Friday, 7 July 2017

Ken Hoshino


As it is Urushibara week, I offer this post on the scholar and dealer, Ken Hoshino, as my contribution. Hoshino was born in Japan but  left in 1898 to study at Columbia University in  New York City. Following graduation, he then moved to London where he eventually set up a business selling prints on Chancery Lane.


He was in business by 1907 when he sold 23 images to the British Museum. The woodblock by Utagawa Yotohiro (top) was one of them and the image of fighting during the Sino-Japanese War by Gessa  c1904  (below) was another. In between them  there is a 1912 advert from the Froebel Society Journal for the popular bird and flower prints. (I await identification  and I am not  going to put much money on Koson).


Hoshino's London career came to an end shortly afterwards. He fell ill and returned to Japan, leaving the business in the hands of a British employee who ran it until the end of the first war, when Ken's nephew, Hiroshi, came to London and instead of selling prints, imported Japanese celluloid toys, which were passed on to East London traders at considerable profit. Such is life.

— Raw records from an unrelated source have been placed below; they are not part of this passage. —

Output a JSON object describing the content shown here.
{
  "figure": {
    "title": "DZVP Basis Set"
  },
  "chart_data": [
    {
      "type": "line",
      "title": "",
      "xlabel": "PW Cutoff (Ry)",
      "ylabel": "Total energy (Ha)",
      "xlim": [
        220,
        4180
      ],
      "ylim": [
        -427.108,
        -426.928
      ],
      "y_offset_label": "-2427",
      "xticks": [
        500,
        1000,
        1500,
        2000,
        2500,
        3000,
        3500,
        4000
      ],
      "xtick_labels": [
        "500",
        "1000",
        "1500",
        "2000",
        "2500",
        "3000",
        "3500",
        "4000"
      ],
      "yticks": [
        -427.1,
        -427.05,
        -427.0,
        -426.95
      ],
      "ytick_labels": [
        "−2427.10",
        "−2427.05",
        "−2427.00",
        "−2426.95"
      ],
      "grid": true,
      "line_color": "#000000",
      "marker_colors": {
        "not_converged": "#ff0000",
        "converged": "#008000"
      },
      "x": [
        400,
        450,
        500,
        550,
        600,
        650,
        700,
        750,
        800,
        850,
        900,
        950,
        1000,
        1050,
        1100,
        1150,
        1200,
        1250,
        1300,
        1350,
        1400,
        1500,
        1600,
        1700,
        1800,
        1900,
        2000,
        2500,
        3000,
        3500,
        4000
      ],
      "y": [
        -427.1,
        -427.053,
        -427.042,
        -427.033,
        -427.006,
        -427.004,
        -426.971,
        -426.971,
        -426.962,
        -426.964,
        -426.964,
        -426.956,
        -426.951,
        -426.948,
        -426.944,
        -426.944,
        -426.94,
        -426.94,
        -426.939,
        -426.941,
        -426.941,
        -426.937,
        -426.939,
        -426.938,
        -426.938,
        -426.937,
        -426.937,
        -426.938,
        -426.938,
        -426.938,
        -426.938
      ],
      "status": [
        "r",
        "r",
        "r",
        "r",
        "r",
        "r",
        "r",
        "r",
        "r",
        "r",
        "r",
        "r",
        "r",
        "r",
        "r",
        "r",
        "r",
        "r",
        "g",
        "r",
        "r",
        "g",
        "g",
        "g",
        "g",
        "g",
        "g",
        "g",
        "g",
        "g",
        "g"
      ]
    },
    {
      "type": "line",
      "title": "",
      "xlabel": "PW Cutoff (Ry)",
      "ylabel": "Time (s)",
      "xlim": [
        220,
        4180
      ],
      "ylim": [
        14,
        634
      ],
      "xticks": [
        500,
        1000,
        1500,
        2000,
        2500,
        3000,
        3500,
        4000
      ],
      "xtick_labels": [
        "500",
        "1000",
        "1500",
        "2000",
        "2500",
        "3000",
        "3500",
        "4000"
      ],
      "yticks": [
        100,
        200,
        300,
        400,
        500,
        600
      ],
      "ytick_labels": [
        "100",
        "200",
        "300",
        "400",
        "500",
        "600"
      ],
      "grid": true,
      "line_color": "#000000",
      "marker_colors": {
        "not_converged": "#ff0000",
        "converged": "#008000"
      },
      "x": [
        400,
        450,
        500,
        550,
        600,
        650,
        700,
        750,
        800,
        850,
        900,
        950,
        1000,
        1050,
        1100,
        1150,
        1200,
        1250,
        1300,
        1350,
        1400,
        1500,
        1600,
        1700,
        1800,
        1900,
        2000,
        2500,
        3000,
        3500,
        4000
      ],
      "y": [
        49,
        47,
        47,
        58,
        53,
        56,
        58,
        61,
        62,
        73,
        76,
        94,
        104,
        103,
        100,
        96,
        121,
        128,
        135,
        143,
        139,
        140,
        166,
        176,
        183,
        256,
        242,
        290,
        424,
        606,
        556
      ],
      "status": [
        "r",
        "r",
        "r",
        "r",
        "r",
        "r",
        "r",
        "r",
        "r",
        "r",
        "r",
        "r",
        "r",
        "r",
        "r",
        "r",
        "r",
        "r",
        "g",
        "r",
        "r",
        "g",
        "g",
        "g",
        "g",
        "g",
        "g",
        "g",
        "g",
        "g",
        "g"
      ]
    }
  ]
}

It was this later period that is perhaps of most interest to Modern Printmakers. In 1910, William Giles produced a colour print of Stonehenge (below) based on a series of drawings he had made and in its turn, this became the basis for a colour woodcut by Urushibara, or, rather, a series of colour woodcuts where the Japanese artist built on the variants Giles himself had made. The whole process for Giles had been a complex one of selection where many of the esoteric overtones of the sketches and etchings he made, were removed.

Urushibara's images were made some time around 1912 or so. Many are signed and are quite clearly colour woodcuts, but at some point at least two different images were published by Ken Hoshino and Co. According to the Japanese Gallery the Hoshino Stonehenge print they had for sale was a lithograph. It had a chop-mark like the one you see here and an inscription (see below)  but no signature.  I have never seen one of these Hoshino prints, so I am  not going to go in for any guesswork or conjecture. It's  interesting all the same to see Urushibara taking a commercial approach (as his old employers did in Tokyo) at a stage where he was beginning to make prints of his own. It was not untill 1920 that The bamboo vase, his first truly independent colour woodcut, was first exhibited in London. It was a long apprenticeship but there is a process here, I think, and an acute one.